Park at the Pine Creek trail head on the loop road and head for Mescalito and the popular route Cat in the Hat on the left (south) side of the formation.  That means hiking up the left fork of Pine Creek and fairly immediate, locating a trail on your right that ascends to the east face of Mescalito.  Follow the trail left to the very southeast corner where you will finally get visual of an obvious 300’ tall deep corner with some chimney sections.  Bushwhack to the base.

Route Description, 300'+

1st Pitch-180’-5.9/ The start is the crux of the pitch.  The corner is tips with iffy gear and you are stemming on light colored chossy sandstone.  Wires are your best option.  Several meters off the deck you get a jug and mantle onto a thin ledge.  From there the rock continues to improve all the way to the top of the wall.  The hole was not what I expected via reading notes at MP.com.  It is more of an off width move back out of the chimney and onto face holds.  If you are not of a runners build, you can pop out earlier before the off width section and face climb.  From there follow a good corner to a fixed belay, not rap (2018), on the right wall.

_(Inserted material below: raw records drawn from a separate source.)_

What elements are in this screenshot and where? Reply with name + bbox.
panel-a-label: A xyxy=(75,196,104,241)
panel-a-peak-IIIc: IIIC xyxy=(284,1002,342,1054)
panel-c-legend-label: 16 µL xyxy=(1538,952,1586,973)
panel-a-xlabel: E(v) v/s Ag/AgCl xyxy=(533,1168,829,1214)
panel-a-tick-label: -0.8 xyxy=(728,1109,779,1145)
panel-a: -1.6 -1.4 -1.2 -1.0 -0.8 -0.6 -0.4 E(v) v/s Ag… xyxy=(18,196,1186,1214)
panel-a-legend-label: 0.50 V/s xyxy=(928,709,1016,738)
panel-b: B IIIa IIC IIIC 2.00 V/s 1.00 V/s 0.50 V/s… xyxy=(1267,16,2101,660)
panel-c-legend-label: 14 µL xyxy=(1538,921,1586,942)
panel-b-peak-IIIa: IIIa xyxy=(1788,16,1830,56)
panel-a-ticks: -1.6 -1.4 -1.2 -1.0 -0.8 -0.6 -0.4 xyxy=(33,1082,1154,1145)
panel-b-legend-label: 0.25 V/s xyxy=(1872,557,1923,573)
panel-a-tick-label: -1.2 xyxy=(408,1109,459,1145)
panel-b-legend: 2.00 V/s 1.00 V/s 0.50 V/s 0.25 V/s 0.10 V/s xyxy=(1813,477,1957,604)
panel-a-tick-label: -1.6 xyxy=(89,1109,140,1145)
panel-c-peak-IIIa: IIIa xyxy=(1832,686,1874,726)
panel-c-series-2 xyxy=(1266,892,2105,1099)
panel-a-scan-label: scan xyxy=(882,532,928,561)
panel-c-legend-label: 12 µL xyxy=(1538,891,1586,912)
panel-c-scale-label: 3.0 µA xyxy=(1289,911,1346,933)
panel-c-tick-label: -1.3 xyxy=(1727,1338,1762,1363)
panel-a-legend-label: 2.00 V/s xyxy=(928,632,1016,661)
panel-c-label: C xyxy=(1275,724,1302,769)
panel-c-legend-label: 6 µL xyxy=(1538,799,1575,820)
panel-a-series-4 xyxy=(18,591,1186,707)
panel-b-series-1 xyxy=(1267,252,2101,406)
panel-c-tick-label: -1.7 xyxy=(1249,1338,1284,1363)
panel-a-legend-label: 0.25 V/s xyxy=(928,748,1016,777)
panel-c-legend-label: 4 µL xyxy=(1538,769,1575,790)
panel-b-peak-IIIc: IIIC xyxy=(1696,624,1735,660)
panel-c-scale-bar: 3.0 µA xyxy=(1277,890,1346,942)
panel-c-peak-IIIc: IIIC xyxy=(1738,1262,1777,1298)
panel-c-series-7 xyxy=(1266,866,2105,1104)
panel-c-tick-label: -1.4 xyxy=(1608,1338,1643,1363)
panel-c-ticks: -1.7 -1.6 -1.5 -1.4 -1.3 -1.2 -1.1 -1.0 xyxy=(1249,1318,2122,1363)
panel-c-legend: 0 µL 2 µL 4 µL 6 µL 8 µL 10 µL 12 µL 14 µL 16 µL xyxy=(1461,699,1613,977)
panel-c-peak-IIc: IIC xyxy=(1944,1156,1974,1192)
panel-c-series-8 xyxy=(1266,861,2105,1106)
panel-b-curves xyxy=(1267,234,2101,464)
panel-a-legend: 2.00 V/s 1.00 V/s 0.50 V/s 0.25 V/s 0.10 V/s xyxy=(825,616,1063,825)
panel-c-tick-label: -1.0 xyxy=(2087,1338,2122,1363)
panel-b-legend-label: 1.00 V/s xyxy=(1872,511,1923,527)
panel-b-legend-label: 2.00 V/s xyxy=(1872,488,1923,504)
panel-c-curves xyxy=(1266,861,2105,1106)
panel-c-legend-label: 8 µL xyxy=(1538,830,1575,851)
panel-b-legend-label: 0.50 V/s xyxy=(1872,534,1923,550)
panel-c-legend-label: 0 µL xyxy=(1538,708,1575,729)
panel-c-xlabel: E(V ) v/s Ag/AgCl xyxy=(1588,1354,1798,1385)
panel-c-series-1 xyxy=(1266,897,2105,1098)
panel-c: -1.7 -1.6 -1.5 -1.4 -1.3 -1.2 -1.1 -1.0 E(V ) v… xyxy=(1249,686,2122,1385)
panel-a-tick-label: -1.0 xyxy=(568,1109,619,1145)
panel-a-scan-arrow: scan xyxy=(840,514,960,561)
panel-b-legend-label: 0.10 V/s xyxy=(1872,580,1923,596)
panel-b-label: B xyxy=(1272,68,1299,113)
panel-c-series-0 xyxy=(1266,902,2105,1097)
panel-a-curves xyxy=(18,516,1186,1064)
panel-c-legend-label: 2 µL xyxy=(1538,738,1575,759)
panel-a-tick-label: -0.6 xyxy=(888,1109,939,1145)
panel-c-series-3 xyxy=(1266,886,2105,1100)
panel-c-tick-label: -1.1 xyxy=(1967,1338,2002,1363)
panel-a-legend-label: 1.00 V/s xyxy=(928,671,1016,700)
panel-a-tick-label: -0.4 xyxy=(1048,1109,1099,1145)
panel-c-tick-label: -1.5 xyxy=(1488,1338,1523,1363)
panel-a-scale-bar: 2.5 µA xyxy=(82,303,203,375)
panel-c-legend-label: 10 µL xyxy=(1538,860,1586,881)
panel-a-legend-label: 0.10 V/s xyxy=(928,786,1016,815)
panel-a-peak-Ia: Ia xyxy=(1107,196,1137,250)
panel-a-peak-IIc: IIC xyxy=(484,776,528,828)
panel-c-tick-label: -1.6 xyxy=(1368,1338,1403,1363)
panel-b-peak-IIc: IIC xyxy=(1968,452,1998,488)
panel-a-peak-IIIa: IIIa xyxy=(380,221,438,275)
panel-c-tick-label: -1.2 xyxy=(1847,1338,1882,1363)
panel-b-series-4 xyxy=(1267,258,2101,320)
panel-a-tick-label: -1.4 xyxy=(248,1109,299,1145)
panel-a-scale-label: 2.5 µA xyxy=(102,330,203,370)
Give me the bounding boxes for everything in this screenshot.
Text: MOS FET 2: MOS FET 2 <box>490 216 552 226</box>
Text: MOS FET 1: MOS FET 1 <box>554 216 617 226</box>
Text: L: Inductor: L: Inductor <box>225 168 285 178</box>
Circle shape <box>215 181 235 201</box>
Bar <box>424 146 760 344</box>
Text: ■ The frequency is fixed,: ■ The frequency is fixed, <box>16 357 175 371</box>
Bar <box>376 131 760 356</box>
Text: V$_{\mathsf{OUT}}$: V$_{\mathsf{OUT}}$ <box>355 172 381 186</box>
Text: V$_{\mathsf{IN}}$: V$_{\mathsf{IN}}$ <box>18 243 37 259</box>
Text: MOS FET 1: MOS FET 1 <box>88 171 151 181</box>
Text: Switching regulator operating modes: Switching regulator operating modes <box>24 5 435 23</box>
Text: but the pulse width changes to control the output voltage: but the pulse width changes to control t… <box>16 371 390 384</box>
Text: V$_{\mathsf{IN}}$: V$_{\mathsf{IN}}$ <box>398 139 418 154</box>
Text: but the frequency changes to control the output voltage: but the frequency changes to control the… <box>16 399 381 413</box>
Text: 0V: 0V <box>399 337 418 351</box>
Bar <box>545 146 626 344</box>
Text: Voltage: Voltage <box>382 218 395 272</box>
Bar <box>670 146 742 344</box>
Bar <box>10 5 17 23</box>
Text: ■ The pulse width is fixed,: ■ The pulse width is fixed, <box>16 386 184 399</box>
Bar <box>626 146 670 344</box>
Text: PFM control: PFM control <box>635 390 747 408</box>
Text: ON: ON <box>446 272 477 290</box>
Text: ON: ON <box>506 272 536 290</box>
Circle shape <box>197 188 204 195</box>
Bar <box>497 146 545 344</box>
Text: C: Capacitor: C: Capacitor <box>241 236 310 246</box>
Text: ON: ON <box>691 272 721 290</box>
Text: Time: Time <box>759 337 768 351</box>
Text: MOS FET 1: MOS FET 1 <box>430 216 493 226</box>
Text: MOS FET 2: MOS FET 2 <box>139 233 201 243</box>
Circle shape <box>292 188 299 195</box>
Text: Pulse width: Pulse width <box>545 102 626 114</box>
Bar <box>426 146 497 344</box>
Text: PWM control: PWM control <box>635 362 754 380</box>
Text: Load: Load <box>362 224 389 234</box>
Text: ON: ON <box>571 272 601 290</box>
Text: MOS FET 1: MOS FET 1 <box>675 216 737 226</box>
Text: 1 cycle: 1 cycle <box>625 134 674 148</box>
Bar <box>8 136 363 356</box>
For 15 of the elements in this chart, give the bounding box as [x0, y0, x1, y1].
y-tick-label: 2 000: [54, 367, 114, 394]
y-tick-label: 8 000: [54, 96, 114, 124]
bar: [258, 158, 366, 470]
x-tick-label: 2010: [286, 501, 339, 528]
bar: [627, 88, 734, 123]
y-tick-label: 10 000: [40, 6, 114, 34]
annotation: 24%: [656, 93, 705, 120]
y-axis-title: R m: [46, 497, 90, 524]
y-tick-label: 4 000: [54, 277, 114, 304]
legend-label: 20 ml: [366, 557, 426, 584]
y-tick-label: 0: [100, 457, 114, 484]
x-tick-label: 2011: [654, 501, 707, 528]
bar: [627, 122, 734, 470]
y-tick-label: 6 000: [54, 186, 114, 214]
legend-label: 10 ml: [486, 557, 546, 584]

2nd Pitch-160’-5.10/ Handren’s guide has this route at 5.10, and assuming he got that grade from Herbst, surprise to see anyone else (MP.Com at 5.9+) trying to sandbag it.  The roof, by Red Rock standards, involves 5.10 climbing to pull.   The pro is good, small cams in the roof itself, then one hand underneath.  But some off width is necessary to mantle up to more hands which is the process of actually pulling the roof.  No gear during that process via an awkward off width mantle.  You could go out right if 2nding and make it 5.9 on face holds, but none of the face holds on this corner of Mescalito warrant much trust.  On lead, a fall back below the roof could be painful.   Tons of dark varnish corner from there leads to the flat shoulder on this corner of the formation  Sling a block or tree for belay.

Descent

Scramble west to the top of the 2nd to last rap on Cat in the Hat.  Make two raps to the ground.

Essential Gear

MP.Com mentions single rack to #4, #5 optional.  I led this with a single to C4#3.  If I led it again, I would take doubles from C4#.5 to #4.  I did not see where anything larger was necessary.  Your helmet will be in the way for the off width section but the rock is bad enough on this route, you should probably still haul it up.  Biner your approach shoes for the short hike around from rapping Cat in the Hat.  A 70m rope makes it in two pitches from a variety of belays.  If a single 60m rope, plan to belay at the fixed station midway up.  Handren has it as three pitches, but it is better done as a two pitch route.